Starting around 11:00, Annie Leonard (narrator) starts talking about our behavior of purchasing goods then throwing them out 6 months later. It's a process called planned obsolescence, and Leonard claims that it was intentionally designed by corporations in the post-WWII era.
First off - what the heck is planned obsolescence?
It's actually a pretty interesting economic idea. It's the practice of producing goods that are designed to last for short periods of time before breaking down, or being replaced by superior models or designs. (Think about how new editions of textbooks frequently lower the value of past editions, or how Microsoft Word 2009 isn't compatible with the inferior Microsoft Word 2003.)
I won't really comment on how Leonards statement that planned obsolescence was "created" under the Eisenhower administration - because I don't have a clue of the history behind it.
But I WILL talk about the process, because there are certainly market structures that can create these conditions.
As an aside, it's important to not confuse planned obsolescence with just pure innovation. If companies are producing a good that provide much greater benefits than the model that was produced 6 months ago, then it's not planned obsolescence. It's innovation. And innovation is incredibly beneficial to consumers and shouldn't be seen as a corporate conspiracy to screw them over.
But that's not always the case.
Michael Waldman wrote a paper on this very issue in 1993, and explains some of the causes behind the behavior. (His model builds off of conclusions from the Coase-Bulow approach, with slight changes in the definition of planned obsolescence.)

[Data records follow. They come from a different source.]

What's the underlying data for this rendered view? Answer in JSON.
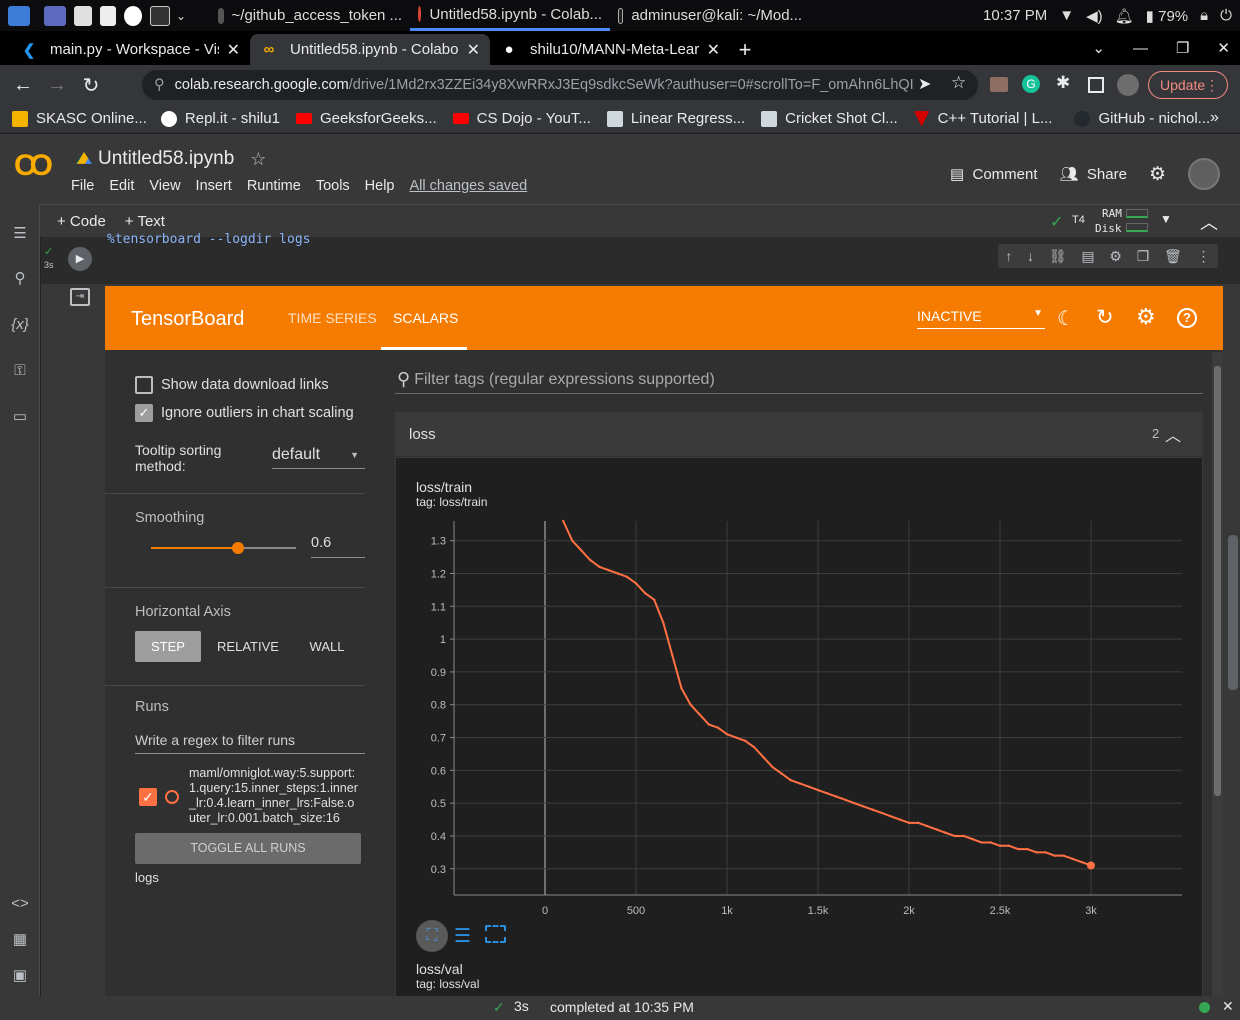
{
  "taskbar": {
    "tasks": [
      {
        "label": "~/github_access_token ..."
      },
      {
        "label": "Untitled58.ipynb - Colab..."
      },
      {
        "label": "adminuser@kali: ~/Mod..."
      }
    ],
    "clock": "10:37 PM",
    "battery": "79%"
  },
  "browser": {
    "tabs": [
      {
        "label": "main.py - Workspace - Vis",
        "icon": "vscode-icon"
      },
      {
        "label": "Untitled58.ipynb - Colabo",
        "icon": "colab-icon"
      },
      {
        "label": "shilu10/MANN-Meta-Lear",
        "icon": "github-icon"
      }
    ],
    "url_host": "colab.research.google.com",
    "url_path": "/drive/1Md2rx3ZZEi34y8XwRRxJ3Eq9sdkcSeWk?authuser=0#scrollTo=F_omAhn6LhQI",
    "update_label": "Update",
    "bookmarks": [
      {
        "label": "SKASC Online...",
        "color": "#f4b400"
      },
      {
        "label": "Repl.it - shilu1",
        "color": "#ffffff"
      },
      {
        "label": "GeeksforGeeks...",
        "color": "#ff0000"
      },
      {
        "label": "CS Dojo - YouT...",
        "color": "#ff0000"
      },
      {
        "label": "Linear Regress...",
        "color": "#cfd8dc"
      },
      {
        "label": "Cricket Shot Cl...",
        "color": "#cfd8dc"
      },
      {
        "label": "C++ Tutorial | L...",
        "color": "#d50000"
      },
      {
        "label": "GitHub - nichol...",
        "color": "#24292e"
      }
    ],
    "bookmarks_more": "»"
  },
  "colab": {
    "notebook_title": "Untitled58.ipynb",
    "menu": [
      "File",
      "Edit",
      "View",
      "Insert",
      "Runtime",
      "Tools",
      "Help"
    ],
    "saved_status": "All changes saved",
    "comment_label": "Comment",
    "share_label": "Share",
    "add_code": "+ Code",
    "add_text": "+ Text",
    "runtime_gpu": "T4",
    "ram_label": "RAM",
    "disk_label": "Disk",
    "cell_code": "%tensorboard --logdir logs",
    "exec_time": "3s"
  },
  "tensorboard": {
    "title": "TensorBoard",
    "nav": [
      "TIME SERIES",
      "SCALARS"
    ],
    "active_nav": "SCALARS",
    "status_select": "INACTIVE",
    "show_download_links": "Show data download links",
    "ignore_outliers": "Ignore outliers in chart scaling",
    "tooltip_sorting_label": "Tooltip sorting method:",
    "tooltip_sorting_value": "default",
    "smoothing_label": "Smoothing",
    "smoothing_value": "0.6",
    "smoothing_fraction": 0.6,
    "horizontal_axis_label": "Horizontal Axis",
    "axis_options": [
      "STEP",
      "RELATIVE",
      "WALL"
    ],
    "axis_selected": "STEP",
    "runs_label": "Runs",
    "runs_filter_placeholder": "Write a regex to filter runs",
    "run_name": "maml/omniglot.way:5.support:1.query:15.inner_steps:1.inner_lr:0.4.learn_inner_lrs:False.outer_lr:0.001.batch_size:16",
    "toggle_all": "TOGGLE ALL RUNS",
    "logdir": "logs",
    "filter_placeholder": "Filter tags (regular expressions supported)",
    "group_name": "loss",
    "group_count": "2",
    "accent": "#f57c00",
    "run_color": "#ff7043"
  },
  "chart_data": {
    "type": "line",
    "title": "loss/train",
    "subtitle": "tag: loss/train",
    "xlabel": "",
    "ylabel": "",
    "xlim": [
      -500,
      3500
    ],
    "ylim": [
      0.22,
      1.36
    ],
    "xticks": [
      0,
      500,
      1000,
      1500,
      2000,
      2500,
      3000
    ],
    "xtick_labels": [
      "0",
      "500",
      "1k",
      "1.5k",
      "2k",
      "2.5k",
      "3k"
    ],
    "yticks": [
      0.3,
      0.4,
      0.5,
      0.6,
      0.7,
      0.8,
      0.9,
      1,
      1.1,
      1.2,
      1.3
    ],
    "ytick_labels": [
      "0.3",
      "0.4",
      "0.5",
      "0.6",
      "0.7",
      "0.8",
      "0.9",
      "1",
      "1.1",
      "1.2",
      "1.3"
    ],
    "grid": true,
    "series": [
      {
        "x": [
          100,
          150,
          200,
          250,
          300,
          350,
          400,
          450,
          500,
          550,
          600,
          650,
          700,
          750,
          800,
          850,
          900,
          950,
          1000,
          1050,
          1100,
          1150,
          1200,
          1250,
          1300,
          1350,
          1400,
          1450,
          1500,
          1550,
          1600,
          1650,
          1700,
          1750,
          1800,
          1850,
          1900,
          1950,
          2000,
          2050,
          2100,
          2150,
          2200,
          2250,
          2300,
          2350,
          2400,
          2450,
          2500,
          2550,
          2600,
          2650,
          2700,
          2750,
          2800,
          2850,
          2900,
          2950,
          3000
        ],
        "values": [
          1.36,
          1.3,
          1.27,
          1.24,
          1.22,
          1.21,
          1.2,
          1.19,
          1.17,
          1.14,
          1.12,
          1.05,
          0.95,
          0.85,
          0.8,
          0.77,
          0.74,
          0.73,
          0.71,
          0.7,
          0.69,
          0.67,
          0.64,
          0.61,
          0.59,
          0.57,
          0.56,
          0.55,
          0.54,
          0.53,
          0.52,
          0.51,
          0.5,
          0.49,
          0.48,
          0.47,
          0.46,
          0.45,
          0.44,
          0.44,
          0.43,
          0.42,
          0.41,
          0.4,
          0.4,
          0.39,
          0.38,
          0.38,
          0.37,
          0.37,
          0.36,
          0.36,
          0.35,
          0.35,
          0.34,
          0.34,
          0.33,
          0.32,
          0.31
        ]
      }
    ]
  },
  "second_chart": {
    "title": "loss/val",
    "subtitle": "tag: loss/val"
  },
  "statusbar": {
    "exec_time": "3s",
    "completed": "completed at 10:35 PM"
  }
}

The point of the analysis is to show that if the monopolist sells his output, then both from the firm's private standpoint and from a social welfare standpoint, his incentive will be too high to switch to technology B in the second period. The reason is that when he chooses which type of output to sell in the second period, he does not internalize how his choice affects the value of the units he sold in the previous period. Or to put the result another way, the monopolist faces a time-inconsistency problem; i.e., his actual technology choice in the second period is sometimes different from the choice he would make if he could commit to his second-period technology in the first period.To put it more concisely - when a firm produces in time period 1, they aren't taking into account the affects of how it produces in time period 2.
Waldman writes that this leads to firm behavior that is less than socially optimal as a result of misplaced incentives.

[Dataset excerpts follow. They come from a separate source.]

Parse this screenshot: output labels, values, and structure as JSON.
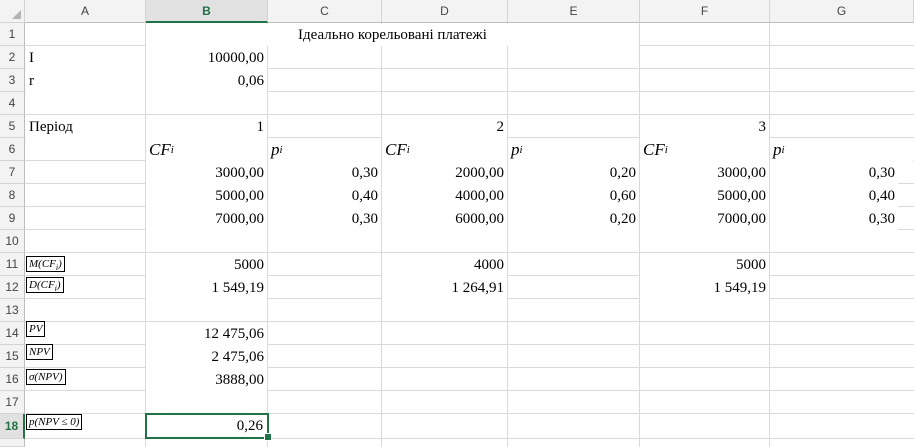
{
  "columns": [
    "A",
    "B",
    "C",
    "D",
    "E",
    "F",
    "G"
  ],
  "rows": [
    "1",
    "2",
    "3",
    "4",
    "5",
    "6",
    "7",
    "8",
    "9",
    "10",
    "11",
    "12",
    "13",
    "14",
    "15",
    "16",
    "17",
    "18"
  ],
  "title": "Ідеально корельовані платежі",
  "params": {
    "I_label": "I",
    "I_value": "10000,00",
    "r_label": "r",
    "r_value": "0,06"
  },
  "period": {
    "label": "Період",
    "p1": "1",
    "p2": "2",
    "p3": "3"
  },
  "headers6": {
    "cf": "CF",
    "cf_sub": "i",
    "p": "p",
    "p_sub": "i"
  },
  "table": {
    "r7": {
      "b": "3000,00",
      "c": "0,30",
      "d": "2000,00",
      "e": "0,20",
      "f": "3000,00",
      "g": "0,30"
    },
    "r8": {
      "b": "5000,00",
      "c": "0,40",
      "d": "4000,00",
      "e": "0,60",
      "f": "5000,00",
      "g": "0,40"
    },
    "r9": {
      "b": "7000,00",
      "c": "0,30",
      "d": "6000,00",
      "e": "0,20",
      "f": "7000,00",
      "g": "0,30"
    }
  },
  "stats": {
    "m_label": "M(CF",
    "m_sub": "i",
    "m_tail": ")",
    "m_b": "5000",
    "m_d": "4000",
    "m_f": "5000",
    "d_label": "D(CF",
    "d_sub": "i",
    "d_tail": ")",
    "d_b": "1 549,19",
    "d_d": "1 264,91",
    "d_f": "1 549,19"
  },
  "results": {
    "pv_label": "PV",
    "pv_value": "12 475,06",
    "npv_label": "NPV",
    "npv_value": "2 475,06",
    "sigma_label": "σ(NPV)",
    "sigma_value": "3888,00",
    "prob_label": "p(NPV ≤ 0)",
    "prob_value": "0,26"
  },
  "selection": {
    "cell": "B18"
  }
}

So what is the policy solution to this situation? Waldman addresses that as well:
In a Coase-Bulow-type setting, it is true that a prohibition on leasing serves to reduce monopoly power. However, it is also the case that forcing the monopolist to sell may cause inefficiencies in production due to the monopolist's attempt to avoid the time-inconsistency problem. For example, the monopolist might respond by building less than the socially optimal level of durability into his output. The subsequent result is that even though a prohibition on leasing decreases monopoly power, it is still possible for social welfare to be reduced by such a rule.

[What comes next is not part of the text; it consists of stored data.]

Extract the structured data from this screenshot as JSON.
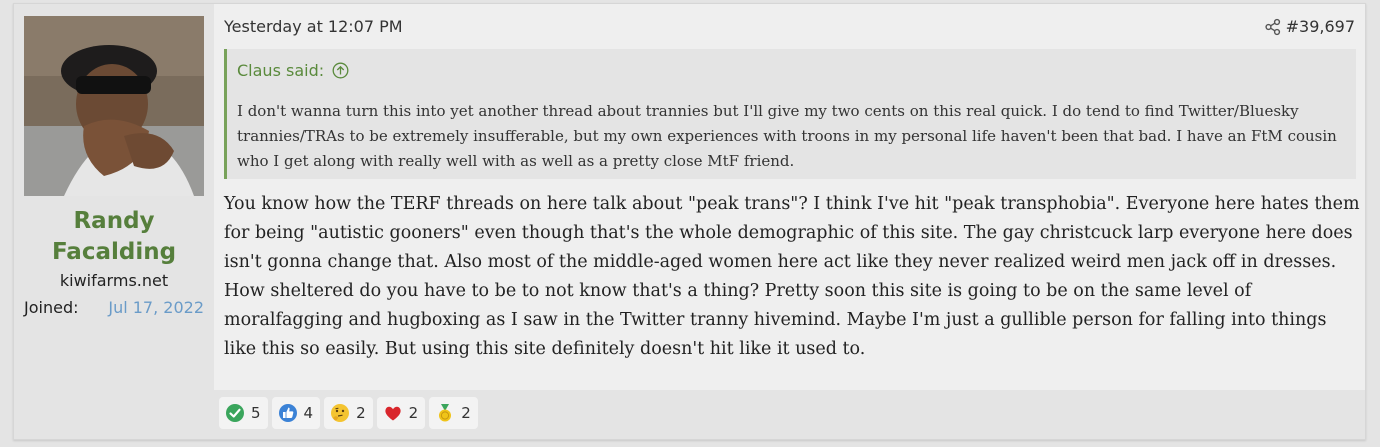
{
  "author": {
    "name": "Randy Facalding",
    "site": "kiwifarms.net",
    "joined_label": "Joined:",
    "joined_date": "Jul 17, 2022"
  },
  "post": {
    "timestamp": "Yesterday at 12:07 PM",
    "number": "#39,697",
    "quote": {
      "author": "Claus said:",
      "text": "I don't wanna turn this into yet another thread about trannies but I'll give my two cents on this real quick. I do tend to find Twitter/Bluesky trannies/TRAs to be extremely insufferable, but my own experiences with troons in my personal life haven't been that bad. I have an FtM cousin who I get along with really well with as well as a pretty close MtF friend."
    },
    "body": "You know how the TERF threads on here talk about \"peak trans\"? I think I've hit \"peak transphobia\". Everyone here hates them for being \"autistic gooners\" even though that's the whole demographic of this site. The gay christcuck larp everyone here does isn't gonna change that. Also most of the middle-aged women here act like they never realized weird men jack off in dresses. How sheltered do you have to be to not know that's a thing? Pretty soon this site is going to be on the same level of moralfagging and hugboxing as I saw in the Twitter tranny hivemind. Maybe I'm just a gullible person for falling into things like this so easily. But using this site definitely doesn't hit like it used to."
  },
  "reactions": [
    {
      "icon": "green-check-icon",
      "count": "5"
    },
    {
      "icon": "thumbs-up-icon",
      "count": "4"
    },
    {
      "icon": "thinking-face-icon",
      "count": "2"
    },
    {
      "icon": "heart-icon",
      "count": "2"
    },
    {
      "icon": "medal-icon",
      "count": "2"
    }
  ],
  "colors": {
    "username": "#567f3c",
    "quote_accent": "#78a25a",
    "link": "#6a9bc8"
  }
}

If a monopoly was leasing a good (if consumers rented the good while the firm retained full ownership) than this behavior would be avoided, because the firm would avoid actions that would lower the costs of their assets (i.e. they wouldn't produce goods the devalue their current assets every few weeks). However, current monopoly regulations prohibit a monopoly to lease a durable good, which is a measure upheld by the supreme court to regulate monopoly power. So while allowing leasing may reduce planned obsolescence, it would be at the cost of reduced monopoly power. Bummer.
For now, college students should still expect to have to buy the new edition of their math textbook and be ready to throw their old copies out.